Série adaptant le roman éponyme de Philip K. Dick (connu également pour avoir rédigé Les androïdes rêvent-ils de moutons électriques ?), The Man in the High Castle répond à la question qu'une grande partie d'entre nous s'est déjà posée : à quoi le monde aurait-il ressemblé si les forces de l'Axe avaient remporté la victoire finale durant la Seconde Guerre Mondiale ?
Cette uchronie bénéficie donc d'un intérêt certain et une curiosité naturelle du spectateur. La série ayant obtenu un financement conséquent, il est assez aisé pour l'amateur de séries de s'immerger dans cet univers. Les décors sont soignés et les costumes sont vraiment fascinants (surtout certains détails).
La présentation d'une résistance totalement affaiblie (qui ne bénéficie même pas du soutien officieux de la population) mais également la démonstration de la parfaite adaptation de la société américaine au nazisme sont sûrement les points les plus intelligents et les plus intéressants de la série. On s'aperçoit clairement que l'application de l'idéologie nazie n'empêche pas pour autant les américains de continuer de jouir de l'american way of life.
Néanmoins, si les épisodes se laissent regarder sans trop de difficultés, la série dans son ensemble souffre tout de même de (bien trop) sérieux défauts. Le premier et plus flagrant est le format même du récit. Si on comprend aisément la raison pour laquelle Ridley Scott a produit cette série, impossible de ne pas la comparer à son Blade Runner qui adaptait un autre ouvrage du même écrivain. En effet, le récit s'étire bien trop en longueur et là où Blade Runner réussissait en une durée bien plus brève à construire un univers, la nouvelle série d'Amazon manque cruellement de rythme et de charme. Ces longueurs récurrentes sont d'autant plus surprenantes que les grosses sociétés actuelles de production maîtrisent pourtant parfaitement cette gestion du rythme.
D'ailleurs, si on peut comprendre pour des raisons commerciales la décision de diviser la série en dix épisodes, chacun d'entre eux souffre toujours du même défaut : à trois ou quatre minutes de la fin, intervient un climax très poussif... Quant à la révélation finale, celle-ci est tellement prévisible que cela en devient insultant pour l'intelligence et la patience du spectateur.

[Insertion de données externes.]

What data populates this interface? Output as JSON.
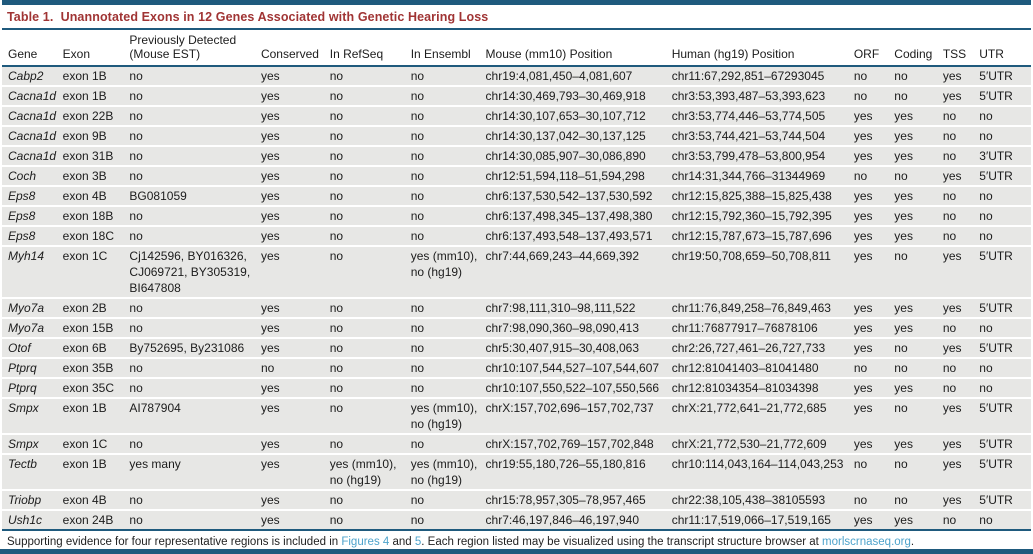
{
  "title": "Table 1.  Unannotated Exons in 12 Genes Associated with Genetic Hearing Loss",
  "colors": {
    "accent_navy": "#1f5a7d",
    "title_red": "#a03434",
    "link_blue": "#4ea3cb",
    "row_gray": "#e7e7e5"
  },
  "table": {
    "columns": [
      "Gene",
      "Exon",
      "Previously Detected\n(Mouse EST)",
      "Conserved",
      "In RefSeq",
      "In Ensembl",
      "Mouse (mm10) Position",
      "Human (hg19) Position",
      "ORF",
      "Coding",
      "TSS",
      "UTR"
    ],
    "rows": [
      [
        "Cabp2",
        "exon 1B",
        "no",
        "yes",
        "no",
        "no",
        "chr19:4,081,450–4,081,607",
        "chr11:67,292,851–67293045",
        "no",
        "no",
        "yes",
        "5′UTR"
      ],
      [
        "Cacna1d",
        "exon 1B",
        "no",
        "yes",
        "no",
        "no",
        "chr14:30,469,793–30,469,918",
        "chr3:53,393,487–53,393,623",
        "no",
        "no",
        "yes",
        "5′UTR"
      ],
      [
        "Cacna1d",
        "exon 22B",
        "no",
        "yes",
        "no",
        "no",
        "chr14:30,107,653–30,107,712",
        "chr3:53,774,446–53,774,505",
        "yes",
        "yes",
        "no",
        "no"
      ],
      [
        "Cacna1d",
        "exon 9B",
        "no",
        "yes",
        "no",
        "no",
        "chr14:30,137,042–30,137,125",
        "chr3:53,744,421–53,744,504",
        "yes",
        "yes",
        "no",
        "no"
      ],
      [
        "Cacna1d",
        "exon 31B",
        "no",
        "yes",
        "no",
        "no",
        "chr14:30,085,907–30,086,890",
        "chr3:53,799,478–53,800,954",
        "yes",
        "yes",
        "no",
        "3′UTR"
      ],
      [
        "Coch",
        "exon 3B",
        "no",
        "yes",
        "no",
        "no",
        "chr12:51,594,118–51,594,298",
        "chr14:31,344,766–31344969",
        "no",
        "no",
        "yes",
        "5′UTR"
      ],
      [
        "Eps8",
        "exon 4B",
        "BG081059",
        "yes",
        "no",
        "no",
        "chr6:137,530,542–137,530,592",
        "chr12:15,825,388–15,825,438",
        "yes",
        "yes",
        "no",
        "no"
      ],
      [
        "Eps8",
        "exon 18B",
        "no",
        "yes",
        "no",
        "no",
        "chr6:137,498,345–137,498,380",
        "chr12:15,792,360–15,792,395",
        "yes",
        "yes",
        "no",
        "no"
      ],
      [
        "Eps8",
        "exon 18C",
        "no",
        "yes",
        "no",
        "no",
        "chr6:137,493,548–137,493,571",
        "chr12:15,787,673–15,787,696",
        "yes",
        "yes",
        "no",
        "no"
      ],
      [
        "Myh14",
        "exon 1C",
        "Cj142596, BY016326, CJ069721, BY305319, BI647808",
        "yes",
        "no",
        "yes (mm10), no (hg19)",
        "chr7:44,669,243–44,669,392",
        "chr19:50,708,659–50,708,811",
        "yes",
        "no",
        "yes",
        "5′UTR"
      ],
      [
        "Myo7a",
        "exon 2B",
        "no",
        "yes",
        "no",
        "no",
        "chr7:98,111,310–98,111,522",
        "chr11:76,849,258–76,849,463",
        "yes",
        "yes",
        "yes",
        "5′UTR"
      ],
      [
        "Myo7a",
        "exon 15B",
        "no",
        "yes",
        "no",
        "no",
        "chr7:98,090,360–98,090,413",
        "chr11:76877917–76878106",
        "yes",
        "yes",
        "no",
        "no"
      ],
      [
        "Otof",
        "exon 6B",
        "By752695, By231086",
        "yes",
        "no",
        "no",
        "chr5:30,407,915–30,408,063",
        "chr2:26,727,461–26,727,733",
        "yes",
        "no",
        "yes",
        "5′UTR"
      ],
      [
        "Ptprq",
        "exon 35B",
        "no",
        "no",
        "no",
        "no",
        "chr10:107,544,527–107,544,607",
        "chr12:81041403–81041480",
        "no",
        "no",
        "no",
        "no"
      ],
      [
        "Ptprq",
        "exon 35C",
        "no",
        "yes",
        "no",
        "no",
        "chr10:107,550,522–107,550,566",
        "chr12:81034354–81034398",
        "yes",
        "yes",
        "no",
        "no"
      ],
      [
        "Smpx",
        "exon 1B",
        "AI787904",
        "yes",
        "no",
        "yes (mm10), no (hg19)",
        "chrX:157,702,696–157,702,737",
        "chrX:21,772,641–21,772,685",
        "yes",
        "no",
        "yes",
        "5′UTR"
      ],
      [
        "Smpx",
        "exon 1C",
        "no",
        "yes",
        "no",
        "no",
        "chrX:157,702,769–157,702,848",
        "chrX:21,772,530–21,772,609",
        "yes",
        "yes",
        "yes",
        "5′UTR"
      ],
      [
        "Tectb",
        "exon 1B",
        "yes many",
        "yes",
        "yes (mm10), no (hg19)",
        "yes (mm10), no (hg19)",
        "chr19:55,180,726–55,180,816",
        "chr10:114,043,164–114,043,253",
        "no",
        "no",
        "yes",
        "5′UTR"
      ],
      [
        "Triobp",
        "exon 4B",
        "no",
        "yes",
        "no",
        "no",
        "chr15:78,957,305–78,957,465",
        "chr22:38,105,438–38105593",
        "no",
        "no",
        "yes",
        "5′UTR"
      ],
      [
        "Ush1c",
        "exon 24B",
        "no",
        "yes",
        "no",
        "no",
        "chr7:46,197,846–46,197,940",
        "chr11:17,519,066–17,519,165",
        "yes",
        "yes",
        "no",
        "no"
      ]
    ]
  },
  "footer": {
    "segments": [
      {
        "text": "Supporting evidence for four representative regions is included in ",
        "link": false
      },
      {
        "text": "Figures 4",
        "link": true,
        "name": "footnote-link-figure-4"
      },
      {
        "text": " and ",
        "link": false
      },
      {
        "text": "5",
        "link": true,
        "name": "footnote-link-figure-5"
      },
      {
        "text": ". Each region listed may be visualized using the transcript structure browser at ",
        "link": false
      },
      {
        "text": "morlscrnaseq.org",
        "link": true,
        "name": "footnote-link-morlscrnaseq"
      },
      {
        "text": ".",
        "link": false
      }
    ]
  }
}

Rajoutons également que la série tombe dans les mêmes travers que les dernières saisons de Game of Thrones : l'élimination brusque et violente de personnages sans que ces scènes aient un véritable intérêt du point de vue du scénario. D'ailleurs, je me demande vraiment ce que cherchent les réalisateurs en intégrant des scènes de ce genre parce qu'au mieux ça me fait sourire, mais le plus souvent cela me fait bailler...
A propos d'ennui, le triangle amoureux qui nous est proposé est fade à tel point que je n'ai eu qu'un seul espoir durant toute cette première saison : qu'ils meurent tous le plus vite possible.
A l'inverse, deux personnages sont plus intéressants : le ministre du commerce japonais (en particulier en raison de son originalité par rapport aux autres protagonistes mais aussi grâce au très bon jeu d'acteur de Cary-Hiroyuki Tagawa) et John Smith (pour la confrontation entre son fanatisme et l'attachement à sa famille, mais aussi le charisme de Rufus Sewell).
Aussi, si The Man in the High Castle est considérée comme la meilleure des six séries présentées par Amazon en 2015, cela demeure clairement une grande déception eu égard aux ambitions du site marchand d'une part ; mais surtout au vu du potentiel énorme (gâché) de la série. Une adaptation filmique aurait sûrement été plus judicieuse, espérons que celle-ci soit un jour réalisée pour nous faire oublier cette amère déception.